When we started attending a church in our little town, somebody remembered that I used to sing at various functions. With some persuasion, they finally got me to sing at church, after more than twenty years of silence. I was nervous the first couple of times, but then I got over it. It helps that it's a small group of people there, and things are very informal.
This led to my digging out songs I wrote that I hadn't thought about in years. In some cases, I had to work at remembering the tunes. I don't write down music notes when I write a song. I used to put new songs on a cassette recorder so that if I forgot the tune, I could listen to it, but the recorder and the cassettes have gone the way of the dinosaur. Anyhow, some of the songs I wrote in the 90's weren't so bad, and some were downright good. I am finding that if I polish up the not-so-bad ones and update some of the words, they are fairly decent. Somewhere in this process of rediscovering my old songs from back when I used to be a songwriter, I realized these songs are all going to die with me.
The songs are like children to me, my creations. I can't let them die.
I have put three of them on Youtube and another three on Vimeo. There are a lot of people who don't want to be owned by Google, the owner of Youtube, and don't want to have to make a Google account to watch videos. That's why I switched to Vimeo. I believe all the Youtube ones have been made private, so nobody can hunt them down and make fun of me. The Vimeo ones are all private but one, which I left accessible because a local friend wanted it.
It occurred to me yesterday that if I put the best of my songs on Vimeo and made them private, only allowing a few people to access them (people that think I'm a lot more talented than I really am, or my daughter, since one of the songs is about her), the songs might live on for a while after I'm gone.
The trouble is that I HATE recording myself.
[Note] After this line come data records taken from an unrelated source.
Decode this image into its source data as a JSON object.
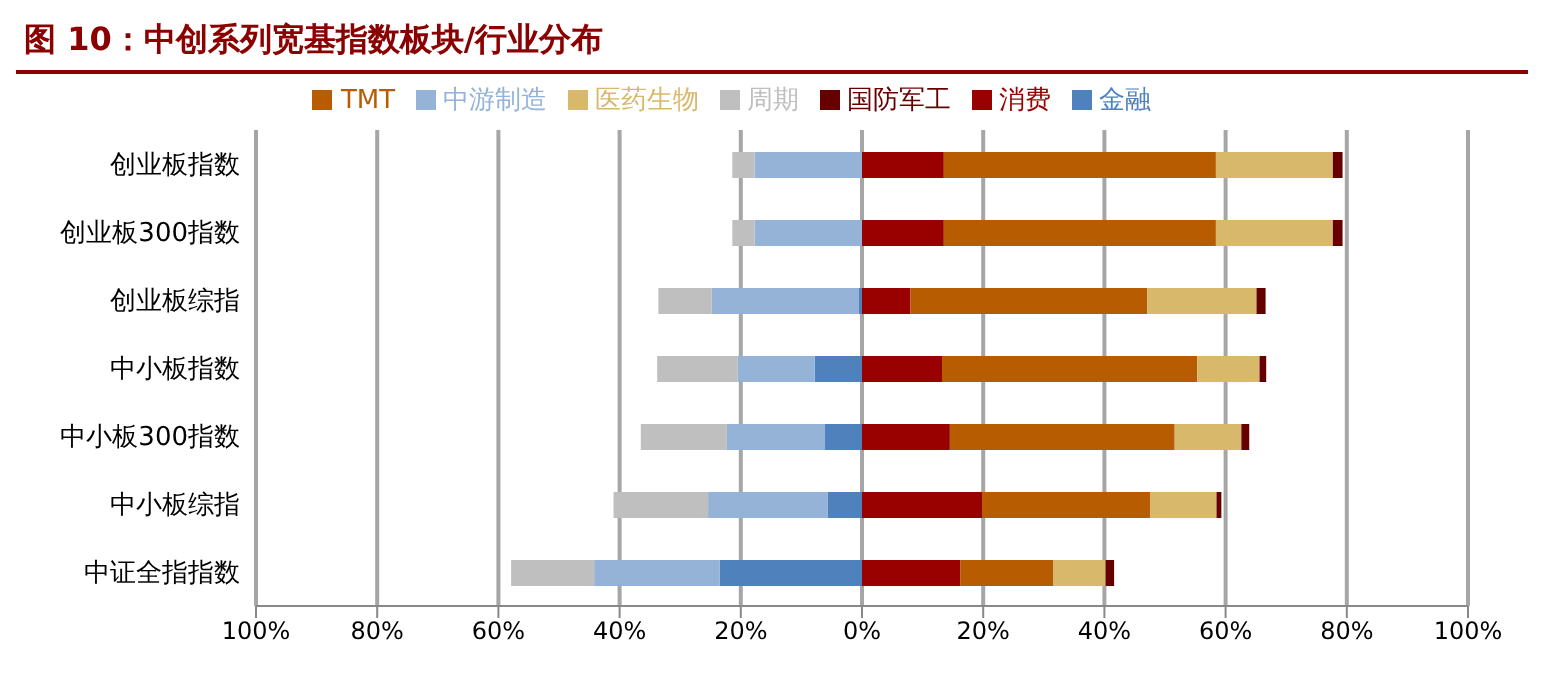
{
  "chart_data": {
    "type": "bar",
    "orientation": "horizontal",
    "stacked": true,
    "title": "图 10：中创系列宽基指数板块/行业分布",
    "categories": [
      "创业板指数",
      "创业板300指数",
      "创业板综指",
      "中小板指数",
      "中小板300指数",
      "中小板综指",
      "中证全指指数"
    ],
    "series": [
      {
        "name": "金融",
        "color": "#4f81bd",
        "values": [
          0,
          0,
          -0.5,
          -7.8,
          -6.1,
          -5.7,
          -23.5
        ]
      },
      {
        "name": "中游制造",
        "color": "#95b3d7",
        "values": [
          -17.7,
          -17.7,
          -24.3,
          -12.7,
          -16.2,
          -19.7,
          -20.7
        ]
      },
      {
        "name": "周期",
        "color": "#bfbfbf",
        "values": [
          -3.7,
          -3.7,
          -8.8,
          -13.3,
          -14.2,
          -15.6,
          -13.7
        ]
      },
      {
        "name": "消费",
        "color": "#990000",
        "values": [
          13.5,
          13.5,
          8.0,
          13.2,
          14.5,
          19.8,
          16.2
        ]
      },
      {
        "name": "TMT",
        "color": "#b75c00",
        "values": [
          44.9,
          44.9,
          39.1,
          42.1,
          37.1,
          27.8,
          15.4
        ]
      },
      {
        "name": "医药生物",
        "color": "#d8b96c",
        "values": [
          19.3,
          19.3,
          18.0,
          10.3,
          11.0,
          10.9,
          8.6
        ]
      },
      {
        "name": "国防军工",
        "color": "#660000",
        "values": [
          1.6,
          1.6,
          1.5,
          1.1,
          1.3,
          0.8,
          1.4
        ]
      }
    ],
    "xlim": [
      -100,
      100
    ],
    "xticks": [
      {
        "value": -100,
        "label": "100%"
      },
      {
        "value": -80,
        "label": "80%"
      },
      {
        "value": -60,
        "label": "60%"
      },
      {
        "value": -40,
        "label": "40%"
      },
      {
        "value": -20,
        "label": "20%"
      },
      {
        "value": 0,
        "label": "0%"
      },
      {
        "value": 20,
        "label": "20%"
      },
      {
        "value": 40,
        "label": "40%"
      },
      {
        "value": 60,
        "label": "60%"
      },
      {
        "value": 80,
        "label": "80%"
      },
      {
        "value": 100,
        "label": "100%"
      }
    ],
    "grid": "x",
    "legend": "top"
  }
}
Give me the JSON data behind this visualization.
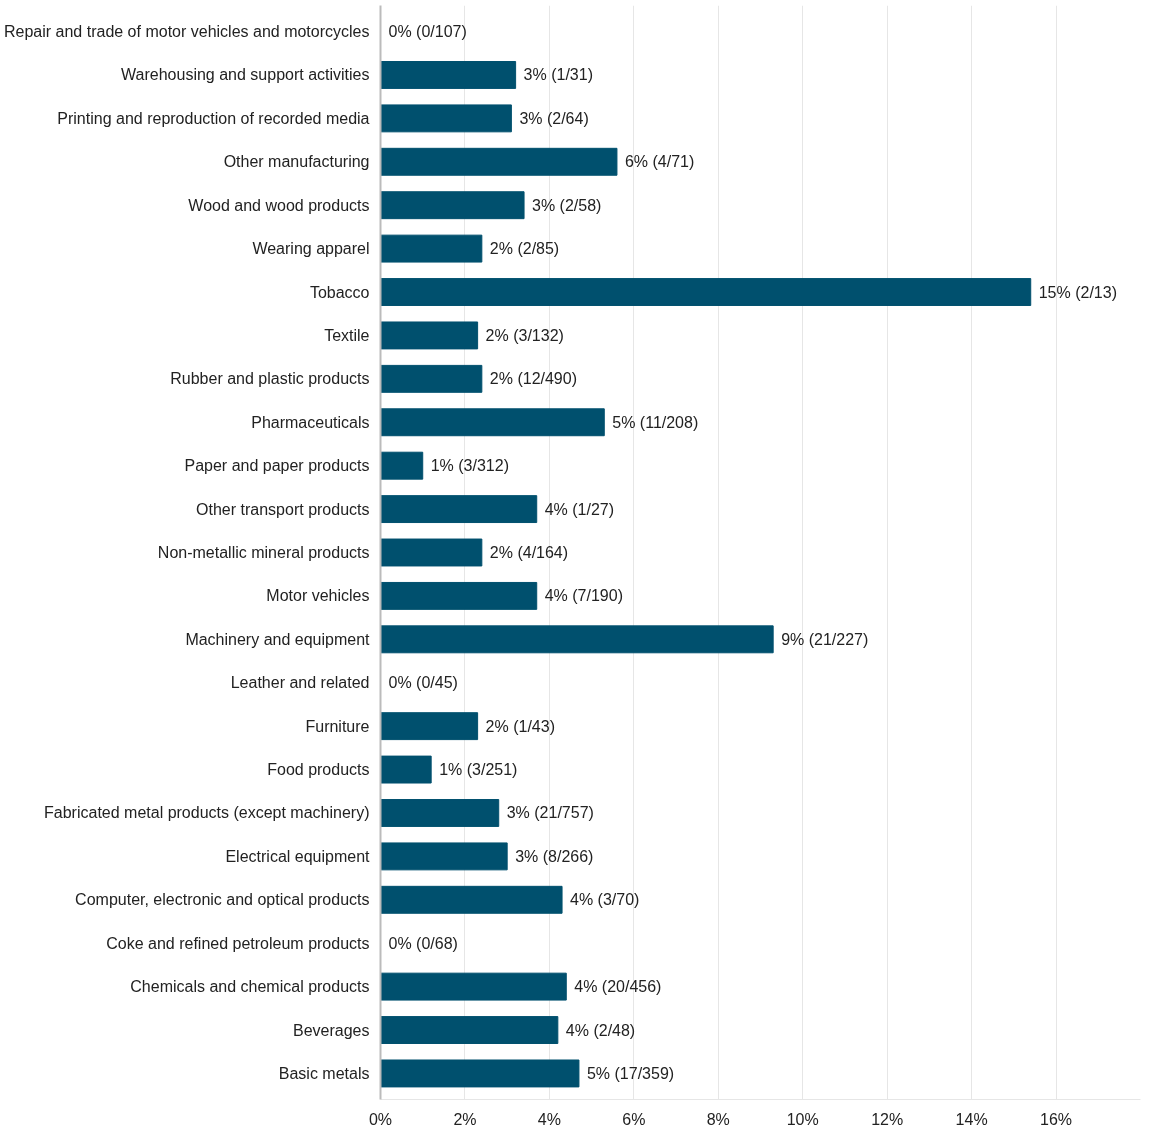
{
  "chart_data": {
    "type": "bar",
    "orientation": "horizontal",
    "categories": [
      "Repair and trade of motor vehicles and motorcycles",
      "Warehousing and support activities",
      "Printing and reproduction of recorded media",
      "Other manufacturing",
      "Wood and wood products",
      "Wearing apparel",
      "Tobacco",
      "Textile",
      "Rubber and plastic products",
      "Pharmaceuticals",
      "Paper and paper products",
      "Other transport products",
      "Non-metallic mineral products",
      "Motor vehicles",
      "Machinery and equipment",
      "Leather and related",
      "Furniture",
      "Food products",
      "Fabricated metal products (except machinery)",
      "Electrical equipment",
      "Computer, electronic and optical products",
      "Coke and refined petroleum products",
      "Chemicals and chemical products",
      "Beverages",
      "Basic metals"
    ],
    "values": [
      0,
      3.2,
      3.1,
      5.6,
      3.4,
      2.4,
      15.4,
      2.3,
      2.4,
      5.3,
      1.0,
      3.7,
      2.4,
      3.7,
      9.3,
      0,
      2.3,
      1.2,
      2.8,
      3.0,
      4.3,
      0,
      4.4,
      4.2,
      4.7
    ],
    "value_labels": [
      "0% (0/107)",
      "3% (1/31)",
      "3% (2/64)",
      "6% (4/71)",
      "3% (2/58)",
      "2% (2/85)",
      "15% (2/13)",
      "2% (3/132)",
      "2% (12/490)",
      "5% (11/208)",
      "1% (3/312)",
      "4% (1/27)",
      "2% (4/164)",
      "4% (7/190)",
      "9% (21/227)",
      "0% (0/45)",
      "2% (1/43)",
      "1% (3/251)",
      "3% (21/757)",
      "3% (8/266)",
      "4% (3/70)",
      "0% (0/68)",
      "4% (20/456)",
      "4% (2/48)",
      "5% (17/359)"
    ],
    "color": "#00506e",
    "xlim": [
      0,
      18
    ],
    "xticks": [
      {
        "value": 0,
        "label": "0%"
      },
      {
        "value": 2,
        "label": "2%"
      },
      {
        "value": 4,
        "label": "4%"
      },
      {
        "value": 6,
        "label": "6%"
      },
      {
        "value": 8,
        "label": "8%"
      },
      {
        "value": 10,
        "label": "10%"
      },
      {
        "value": 12,
        "label": "12%"
      },
      {
        "value": 14,
        "label": "14%"
      },
      {
        "value": 16,
        "label": "16%"
      }
    ],
    "grid": "x"
  }
}
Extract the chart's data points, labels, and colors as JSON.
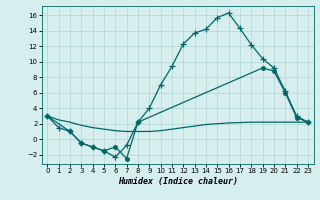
{
  "xlabel": "Humidex (Indice chaleur)",
  "bg_color": "#d6eeee",
  "grid_color": "#b8d8d8",
  "line_color": "#006666",
  "xlim": [
    -0.5,
    23.5
  ],
  "ylim": [
    -3.2,
    17.2
  ],
  "xticks": [
    0,
    1,
    2,
    3,
    4,
    5,
    6,
    7,
    8,
    9,
    10,
    11,
    12,
    13,
    14,
    15,
    16,
    17,
    18,
    19,
    20,
    21,
    22,
    23
  ],
  "yticks": [
    -2,
    0,
    2,
    4,
    6,
    8,
    10,
    12,
    14,
    16
  ],
  "line1_x": [
    0,
    1,
    2,
    3,
    4,
    5,
    6,
    7,
    8,
    9,
    10,
    11,
    12,
    13,
    14,
    15,
    16,
    17,
    18,
    19,
    20,
    21,
    22,
    23
  ],
  "line1_y": [
    3.0,
    1.5,
    1.0,
    -0.5,
    -1.0,
    -1.5,
    -2.3,
    -0.8,
    2.2,
    4.0,
    7.0,
    9.4,
    12.3,
    13.7,
    14.2,
    15.7,
    16.3,
    14.3,
    12.2,
    10.4,
    9.2,
    6.2,
    3.0,
    2.2
  ],
  "line2_x": [
    0,
    2,
    3,
    4,
    5,
    6,
    7,
    8,
    19,
    20,
    21,
    22,
    23
  ],
  "line2_y": [
    3.0,
    1.0,
    -0.5,
    -1.0,
    -1.5,
    -1.0,
    -2.5,
    2.2,
    9.2,
    8.8,
    6.0,
    2.8,
    2.2
  ],
  "line3_x": [
    0,
    1,
    2,
    3,
    4,
    5,
    6,
    7,
    8,
    9,
    10,
    11,
    12,
    13,
    14,
    15,
    16,
    17,
    18,
    19,
    20,
    21,
    22,
    23
  ],
  "line3_y": [
    3.0,
    2.5,
    2.2,
    1.8,
    1.5,
    1.3,
    1.1,
    1.0,
    1.0,
    1.0,
    1.1,
    1.3,
    1.5,
    1.7,
    1.9,
    2.0,
    2.1,
    2.15,
    2.2,
    2.2,
    2.2,
    2.2,
    2.2,
    2.2
  ]
}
I'm too lazy to re-record until I get it right, so the recordings are always flawed. I am ashamed of how bad I am at playing the guitar, which is one of the reasons I'm self-conscious singing in front of an audience. So every one of the songs I record for posterity is going to be imperfect, to say the least. That's why I keep putting it off.
Someone on Facebook mentioned chrysanthemums yesterday and it reminded me of one of my songs entitled "I'm A Chrysanthemum". Back when I sang publicly sometimes, it was my most requested song. I guess that's the next one I will record next. If I wrote a song comparing myself to a flower these days, it would be something about the last rose of summer. Trust me on that.
Yeah, I have to get those songs recorded, whether I feel like it or not.